There is also a budding movement to reinvent the idea of Diwali, to create a “new normal” by several social enterprises that are making biodegradable lamps, incense sticks made from discarded temple flowers, and crackers that are actually seeds. “The act of bursting crackers has generations of memories attached to it, so we decided to turn it into a more meaningful, nurturing activity,” says Tanmay Joshi, member of Gram Art Project, a collective based in rural Madhya Pradesh.
The result is seven types of “crackers” that look exactly like the real thing but are made using waste material, with live seeds embedded in each piece. Instead of bursting into toxic fumes, when you sow them, the “crackers” will grow into cucumber, dill, coriander and other plants.
There are other encouraging signs: A newly constituted Commission for Air Quality Management has released a set of 10 immediate measures. Clean fuel policies and restrictions on construction and heavy vehicular movement adopted in the past few years are positive measures, says Anumita Roy Chowdhury, executive director, research and advocacy, Centre For Science and Environment. But we have a long way to go.

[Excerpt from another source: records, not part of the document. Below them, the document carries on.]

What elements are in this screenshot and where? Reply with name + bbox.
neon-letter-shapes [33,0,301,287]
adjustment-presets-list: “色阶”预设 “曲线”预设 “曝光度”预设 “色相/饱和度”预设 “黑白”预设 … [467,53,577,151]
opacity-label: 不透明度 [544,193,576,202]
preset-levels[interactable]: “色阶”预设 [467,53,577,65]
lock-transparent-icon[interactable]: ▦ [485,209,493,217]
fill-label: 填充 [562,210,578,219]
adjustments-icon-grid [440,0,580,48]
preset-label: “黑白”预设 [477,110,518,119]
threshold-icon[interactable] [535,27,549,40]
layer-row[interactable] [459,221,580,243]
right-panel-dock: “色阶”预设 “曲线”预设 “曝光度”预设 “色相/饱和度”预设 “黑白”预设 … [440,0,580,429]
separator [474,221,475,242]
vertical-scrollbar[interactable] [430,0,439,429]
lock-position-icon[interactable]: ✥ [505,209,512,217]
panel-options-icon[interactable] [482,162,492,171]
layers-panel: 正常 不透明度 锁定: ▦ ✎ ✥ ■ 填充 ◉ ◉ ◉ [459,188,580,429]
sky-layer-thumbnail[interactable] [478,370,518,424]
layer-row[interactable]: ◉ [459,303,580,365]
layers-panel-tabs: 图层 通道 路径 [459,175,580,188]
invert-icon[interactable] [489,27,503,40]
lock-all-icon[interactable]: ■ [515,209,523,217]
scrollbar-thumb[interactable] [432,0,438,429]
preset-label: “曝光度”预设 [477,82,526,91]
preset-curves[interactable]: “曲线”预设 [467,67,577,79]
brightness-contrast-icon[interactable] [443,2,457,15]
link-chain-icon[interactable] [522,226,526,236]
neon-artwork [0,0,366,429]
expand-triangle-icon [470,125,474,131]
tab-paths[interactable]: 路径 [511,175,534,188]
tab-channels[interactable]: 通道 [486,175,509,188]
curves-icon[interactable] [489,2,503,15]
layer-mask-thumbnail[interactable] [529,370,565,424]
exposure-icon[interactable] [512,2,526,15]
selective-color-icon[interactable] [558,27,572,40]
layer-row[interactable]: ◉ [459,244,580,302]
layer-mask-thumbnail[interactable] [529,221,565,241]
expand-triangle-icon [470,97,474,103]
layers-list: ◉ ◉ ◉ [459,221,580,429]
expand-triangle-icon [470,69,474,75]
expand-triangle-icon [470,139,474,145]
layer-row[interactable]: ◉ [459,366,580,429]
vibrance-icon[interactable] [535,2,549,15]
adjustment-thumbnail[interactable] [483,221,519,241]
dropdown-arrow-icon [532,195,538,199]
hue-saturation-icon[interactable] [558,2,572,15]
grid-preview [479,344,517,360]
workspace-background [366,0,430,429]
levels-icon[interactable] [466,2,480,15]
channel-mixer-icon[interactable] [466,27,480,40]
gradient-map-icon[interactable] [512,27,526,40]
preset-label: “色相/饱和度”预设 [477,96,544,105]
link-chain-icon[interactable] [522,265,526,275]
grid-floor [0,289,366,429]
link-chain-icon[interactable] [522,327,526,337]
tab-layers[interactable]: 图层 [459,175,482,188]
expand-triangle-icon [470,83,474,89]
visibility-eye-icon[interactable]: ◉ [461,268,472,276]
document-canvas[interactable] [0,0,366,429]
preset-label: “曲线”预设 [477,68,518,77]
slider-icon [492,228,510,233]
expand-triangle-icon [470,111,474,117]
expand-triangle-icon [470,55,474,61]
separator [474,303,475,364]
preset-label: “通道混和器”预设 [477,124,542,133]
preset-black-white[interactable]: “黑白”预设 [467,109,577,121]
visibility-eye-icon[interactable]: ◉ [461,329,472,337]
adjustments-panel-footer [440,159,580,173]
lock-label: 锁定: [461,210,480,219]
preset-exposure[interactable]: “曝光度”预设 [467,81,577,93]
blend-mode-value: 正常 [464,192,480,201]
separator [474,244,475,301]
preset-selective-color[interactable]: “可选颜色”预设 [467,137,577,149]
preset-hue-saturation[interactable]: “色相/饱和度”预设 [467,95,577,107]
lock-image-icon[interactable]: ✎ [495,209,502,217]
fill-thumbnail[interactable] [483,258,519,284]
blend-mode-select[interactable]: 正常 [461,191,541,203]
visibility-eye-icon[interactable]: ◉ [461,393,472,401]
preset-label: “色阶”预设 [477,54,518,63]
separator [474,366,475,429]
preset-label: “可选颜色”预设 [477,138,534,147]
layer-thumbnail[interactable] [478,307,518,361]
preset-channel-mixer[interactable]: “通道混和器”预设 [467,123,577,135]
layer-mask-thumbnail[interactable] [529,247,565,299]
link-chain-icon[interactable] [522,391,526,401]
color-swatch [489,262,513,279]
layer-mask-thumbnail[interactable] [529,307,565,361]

“Even during the pandemic, most people are indifferent to the issue of pollution, so there is a huge behavioural challenge. This year, particularly, we have to deepen public awareness. We can’t afford to add to the disease burden,” she warns.
Many fear it may already be too late. Like many doctors, Arvind Kumar, chest surgeon and chairman at the Center for Chest Surgery, is alarmed at the rising number of COVID-19 cases linked to pollution and the slow public health response to it.
“Diwali has become the annual pollution festival. Pollution and the COVID-19 virus are a very deadly cocktail," he says. "Even teenagers have smokers' lungs – black instead of pink. Every year, air pollution kills more people than COVID-19 has killed till now. But never have we seen global efforts against air pollution as we have seen against the COVID-19 pandemic, probably because it’s a slow killer and doesn’t kill directly.” He said he hopes this year proves to be a wake-up call.